An object of class `persistence` is a list of 2 elements:

- `pairs`: A list of 2-column matrices containing birth-death pairs. The
$i$-*th* element of the list corresponds to the $(i-1)$-*th* homology
dimension. If there is no pairs for a given dimension but there are pairs in
higher dimensions, the corresponding element(s) is/are filled with a
\eqn{0 \times 2} numeric matrix with 0 rows.

- `metadata`: A list of length 6 containing information about how the data
was computed:

    - `orderered_pairs`: A boolean indicating whether the pairs in the
    `pairs` list are ordered (i.e. the first column is strictly less than the
    second column).
    - `data`: The name of the object containing the original data on which the
    persistence data was computed.
    - `engine`: The name of the package and the function of this package that
    computed the persistence data in the form
    `"package_name::package_function"`.
    - `filtration`: The filtration used in the computation in a human-readable
    format (i.e. full names, capitals where needed, etc.).
    - `parameters`: A list of parameters used in the computation.
    - `call`: The exact call that generated the persistence data.

## Supported inputs

The `persistence` class is designed to support a variety of inputs, including

A single numeric matrix

: If the user provides a matrix, it must have at least 2 columns and each row
represents a topological feature.

- If it has 2 columns, we assume that the first column corresponds to the birth
of a feature and the second column corresponds to the death of a feature,
irrespective of the order of the columns. In this case, we assume that the
homology dimension of the feature is 0.

- If it has more than 2 columns, we assume that the first column corresponds to
the homology dimension of the feature, the second column corresponds to the
birth of a feature, and the third column corresponds to the death of a feature,
irrespective of the order of the columns. The remaining columns are ignored.

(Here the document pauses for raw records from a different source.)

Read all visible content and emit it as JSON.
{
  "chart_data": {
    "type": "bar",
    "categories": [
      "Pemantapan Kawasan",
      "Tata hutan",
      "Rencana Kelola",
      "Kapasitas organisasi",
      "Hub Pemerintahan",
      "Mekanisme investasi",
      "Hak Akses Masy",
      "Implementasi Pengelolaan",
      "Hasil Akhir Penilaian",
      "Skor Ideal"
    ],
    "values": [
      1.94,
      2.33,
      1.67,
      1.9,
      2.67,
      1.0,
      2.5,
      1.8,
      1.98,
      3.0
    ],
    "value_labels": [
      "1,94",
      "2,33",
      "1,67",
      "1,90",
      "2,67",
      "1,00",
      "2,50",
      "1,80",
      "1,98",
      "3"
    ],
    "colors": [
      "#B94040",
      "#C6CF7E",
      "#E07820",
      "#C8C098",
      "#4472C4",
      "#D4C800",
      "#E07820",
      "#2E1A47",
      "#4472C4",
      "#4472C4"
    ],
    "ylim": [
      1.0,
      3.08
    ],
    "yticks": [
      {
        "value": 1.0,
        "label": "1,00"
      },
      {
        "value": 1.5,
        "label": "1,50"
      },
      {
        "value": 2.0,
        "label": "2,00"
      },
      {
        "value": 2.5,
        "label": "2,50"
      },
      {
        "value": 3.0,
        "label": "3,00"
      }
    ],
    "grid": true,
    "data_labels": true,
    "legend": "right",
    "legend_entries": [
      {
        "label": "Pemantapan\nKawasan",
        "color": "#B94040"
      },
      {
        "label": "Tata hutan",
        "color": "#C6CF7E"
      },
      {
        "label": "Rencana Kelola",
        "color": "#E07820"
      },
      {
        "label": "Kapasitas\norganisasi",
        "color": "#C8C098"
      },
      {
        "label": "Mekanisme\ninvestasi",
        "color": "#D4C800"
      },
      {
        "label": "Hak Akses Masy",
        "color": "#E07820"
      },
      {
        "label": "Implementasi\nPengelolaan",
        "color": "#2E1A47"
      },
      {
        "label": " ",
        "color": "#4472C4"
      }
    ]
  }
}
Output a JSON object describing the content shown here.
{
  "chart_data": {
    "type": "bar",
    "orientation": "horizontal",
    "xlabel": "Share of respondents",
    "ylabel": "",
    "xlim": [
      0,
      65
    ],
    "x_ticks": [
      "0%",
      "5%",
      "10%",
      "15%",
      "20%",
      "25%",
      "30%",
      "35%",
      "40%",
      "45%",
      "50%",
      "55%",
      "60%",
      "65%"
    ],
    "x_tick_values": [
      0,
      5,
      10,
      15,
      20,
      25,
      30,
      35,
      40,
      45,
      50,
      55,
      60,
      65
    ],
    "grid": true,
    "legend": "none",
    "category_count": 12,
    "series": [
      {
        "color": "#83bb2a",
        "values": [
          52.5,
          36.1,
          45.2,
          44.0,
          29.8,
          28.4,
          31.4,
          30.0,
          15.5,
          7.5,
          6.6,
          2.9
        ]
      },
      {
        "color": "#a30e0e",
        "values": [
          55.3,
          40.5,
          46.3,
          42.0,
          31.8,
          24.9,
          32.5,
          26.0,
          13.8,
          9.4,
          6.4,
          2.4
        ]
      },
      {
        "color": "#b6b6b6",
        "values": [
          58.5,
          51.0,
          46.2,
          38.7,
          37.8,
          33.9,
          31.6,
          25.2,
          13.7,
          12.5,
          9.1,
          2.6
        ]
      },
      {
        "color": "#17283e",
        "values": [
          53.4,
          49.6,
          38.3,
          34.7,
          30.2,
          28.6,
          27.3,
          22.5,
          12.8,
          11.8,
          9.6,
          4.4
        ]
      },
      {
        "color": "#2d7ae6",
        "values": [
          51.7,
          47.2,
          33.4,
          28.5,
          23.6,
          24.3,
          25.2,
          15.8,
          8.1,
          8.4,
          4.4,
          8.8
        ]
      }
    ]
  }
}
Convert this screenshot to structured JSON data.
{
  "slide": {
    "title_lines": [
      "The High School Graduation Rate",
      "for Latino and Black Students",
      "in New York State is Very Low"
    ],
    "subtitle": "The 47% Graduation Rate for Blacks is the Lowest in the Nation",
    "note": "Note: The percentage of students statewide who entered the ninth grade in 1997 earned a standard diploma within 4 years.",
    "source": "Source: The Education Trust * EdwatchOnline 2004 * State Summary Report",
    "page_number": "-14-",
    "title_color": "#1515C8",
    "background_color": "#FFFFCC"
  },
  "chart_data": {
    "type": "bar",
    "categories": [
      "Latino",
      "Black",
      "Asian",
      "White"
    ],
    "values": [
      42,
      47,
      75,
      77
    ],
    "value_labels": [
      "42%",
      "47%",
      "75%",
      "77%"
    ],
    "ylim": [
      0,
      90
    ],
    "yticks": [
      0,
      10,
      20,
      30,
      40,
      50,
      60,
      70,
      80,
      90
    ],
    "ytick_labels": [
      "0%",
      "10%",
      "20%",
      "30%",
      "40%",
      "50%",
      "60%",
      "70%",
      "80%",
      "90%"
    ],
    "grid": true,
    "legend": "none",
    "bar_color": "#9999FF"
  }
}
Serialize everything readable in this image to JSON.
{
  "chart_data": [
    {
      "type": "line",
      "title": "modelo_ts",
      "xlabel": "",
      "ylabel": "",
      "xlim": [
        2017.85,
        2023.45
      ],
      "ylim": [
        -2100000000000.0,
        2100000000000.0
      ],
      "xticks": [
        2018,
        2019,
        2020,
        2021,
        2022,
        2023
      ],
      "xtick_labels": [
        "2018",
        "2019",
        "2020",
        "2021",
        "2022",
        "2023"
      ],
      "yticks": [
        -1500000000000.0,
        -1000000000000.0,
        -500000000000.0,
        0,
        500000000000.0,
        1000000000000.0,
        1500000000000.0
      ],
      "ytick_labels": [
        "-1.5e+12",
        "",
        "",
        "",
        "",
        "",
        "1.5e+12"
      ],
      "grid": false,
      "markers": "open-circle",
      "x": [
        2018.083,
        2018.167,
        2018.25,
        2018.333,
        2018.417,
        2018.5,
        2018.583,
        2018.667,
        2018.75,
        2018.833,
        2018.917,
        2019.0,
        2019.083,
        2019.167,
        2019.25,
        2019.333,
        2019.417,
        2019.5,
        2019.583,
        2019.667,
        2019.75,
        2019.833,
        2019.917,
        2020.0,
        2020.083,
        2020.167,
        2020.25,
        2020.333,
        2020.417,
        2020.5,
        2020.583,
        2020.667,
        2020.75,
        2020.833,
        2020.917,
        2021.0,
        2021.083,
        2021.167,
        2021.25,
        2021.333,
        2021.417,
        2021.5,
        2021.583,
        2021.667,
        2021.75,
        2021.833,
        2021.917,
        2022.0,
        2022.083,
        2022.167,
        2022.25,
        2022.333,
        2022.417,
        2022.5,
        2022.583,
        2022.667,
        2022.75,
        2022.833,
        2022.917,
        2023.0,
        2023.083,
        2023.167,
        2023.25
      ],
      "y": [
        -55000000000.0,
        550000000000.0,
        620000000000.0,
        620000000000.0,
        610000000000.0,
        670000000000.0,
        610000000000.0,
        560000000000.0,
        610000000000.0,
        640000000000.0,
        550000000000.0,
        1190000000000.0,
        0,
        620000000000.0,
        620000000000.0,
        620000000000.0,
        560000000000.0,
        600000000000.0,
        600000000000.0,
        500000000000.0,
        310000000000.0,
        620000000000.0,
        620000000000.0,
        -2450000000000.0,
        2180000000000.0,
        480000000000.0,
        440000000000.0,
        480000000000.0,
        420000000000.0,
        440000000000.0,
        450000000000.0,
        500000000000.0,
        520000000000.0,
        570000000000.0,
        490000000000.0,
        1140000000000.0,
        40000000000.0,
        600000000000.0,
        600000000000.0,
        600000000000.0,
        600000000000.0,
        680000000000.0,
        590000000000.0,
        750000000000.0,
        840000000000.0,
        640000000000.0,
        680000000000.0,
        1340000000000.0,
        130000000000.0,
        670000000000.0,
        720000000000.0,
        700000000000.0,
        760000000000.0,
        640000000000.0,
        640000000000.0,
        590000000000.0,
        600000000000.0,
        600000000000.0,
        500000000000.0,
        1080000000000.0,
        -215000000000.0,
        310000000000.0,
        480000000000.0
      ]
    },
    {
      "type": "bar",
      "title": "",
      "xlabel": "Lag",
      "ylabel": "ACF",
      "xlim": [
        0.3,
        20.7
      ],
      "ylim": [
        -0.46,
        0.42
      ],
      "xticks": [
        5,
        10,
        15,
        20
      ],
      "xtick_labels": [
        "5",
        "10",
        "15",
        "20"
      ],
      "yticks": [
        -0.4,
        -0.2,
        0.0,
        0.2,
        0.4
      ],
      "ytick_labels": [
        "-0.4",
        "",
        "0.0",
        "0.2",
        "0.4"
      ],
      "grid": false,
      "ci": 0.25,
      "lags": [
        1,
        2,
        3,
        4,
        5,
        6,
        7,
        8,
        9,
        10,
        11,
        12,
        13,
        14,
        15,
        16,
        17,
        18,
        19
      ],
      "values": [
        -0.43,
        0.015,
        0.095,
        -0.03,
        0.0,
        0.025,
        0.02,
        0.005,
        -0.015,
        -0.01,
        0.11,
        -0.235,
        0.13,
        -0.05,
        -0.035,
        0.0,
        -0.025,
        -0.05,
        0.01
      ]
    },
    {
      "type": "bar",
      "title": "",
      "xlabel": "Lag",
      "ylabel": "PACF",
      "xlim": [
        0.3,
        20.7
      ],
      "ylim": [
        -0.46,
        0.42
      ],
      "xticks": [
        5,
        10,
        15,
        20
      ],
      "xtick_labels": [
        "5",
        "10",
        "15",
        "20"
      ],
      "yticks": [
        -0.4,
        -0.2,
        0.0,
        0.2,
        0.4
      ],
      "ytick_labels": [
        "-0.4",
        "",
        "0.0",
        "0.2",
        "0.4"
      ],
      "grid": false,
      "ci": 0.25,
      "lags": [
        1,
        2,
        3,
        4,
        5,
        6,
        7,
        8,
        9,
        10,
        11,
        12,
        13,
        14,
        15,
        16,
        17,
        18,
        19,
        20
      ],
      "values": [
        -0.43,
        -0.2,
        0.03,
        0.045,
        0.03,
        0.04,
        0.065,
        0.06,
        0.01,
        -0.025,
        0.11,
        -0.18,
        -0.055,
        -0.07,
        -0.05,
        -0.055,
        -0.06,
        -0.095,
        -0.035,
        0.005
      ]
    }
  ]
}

A list of numeric matrices

: If the user provides a list of matrices, each list element corresponds to an
homology dimension, from 0 to some maximum value. Each matrix must have at least
2 columns and each row represents a topological feature in the corresponding
homology dimension (given by the matrix index in the list minus 1). Each matrix
is parsed as described above.

A dataframe

: If the user provides an object of class `data.frame`, it must have at least 2
columns and each row represents a topological feature. If it has exactly 2
columns, we add a `dimension` column with all values set to 0. If it has more
than 2 columns, we require that `birth` and `death` exist in the column names.
The `birth` and `death` columns are parsed as described above. The remaining
columns are ignored.

An object of class 'PHom'

: If the user provides an object of class 'PHom' as typically produced by
`ripserr::vietoris_rips()`, it means that it is a `base::data.frame` with
columns `dimension`, `birth`, and `death` in that specific order. The
`dimension` column is of type integer while the `birth` and `death` columns are
of type numeric. The `dimension` column is used to create a list of matrices,
where each matrix corresponds to an homology dimension, from 0 to the maximum
value in the `dimension` column.

An object of class 'diagram'

: If the user provides an object of class 'diagram' as typically produced by
`TDA::*Diag()` functions in entry `diagram`, it means that it is a
`base::matrix` with 3 columns with names `dimension`, `Birth` and `Death` in
that specific order. The `dimension` column is of type integer while the `Birth`
and `Death` columns are of type numeric. Furthermore, the object stores as
attributes the parameters used to compute the diagram and the entire call to the
function that produced the diagram. We first lowercase `Birth` and `Death`.
Next, the `dimension` column is used to create a list of matrices, where each
matrix corresponds to an homology dimension, from 0 to the maximum value in the
`dimension` column. The `birth` and `death` columns are parsed as described
above. The remaining columns are ignored.

An object of class 'hclust'

: If the user provides an object of class 'hclust' as typically produced by
`stats::hclust()`, it means that it is a `base::list` which contains the
`height` element which is a set of $n−1$ real values (non-decreasing for
ultrametric trees) storing the clustering height, that is, the value of the
criterion associated with the clustering method for the particular
agglomeration. This is used as homological feature death while a birth of `0` is
typically used.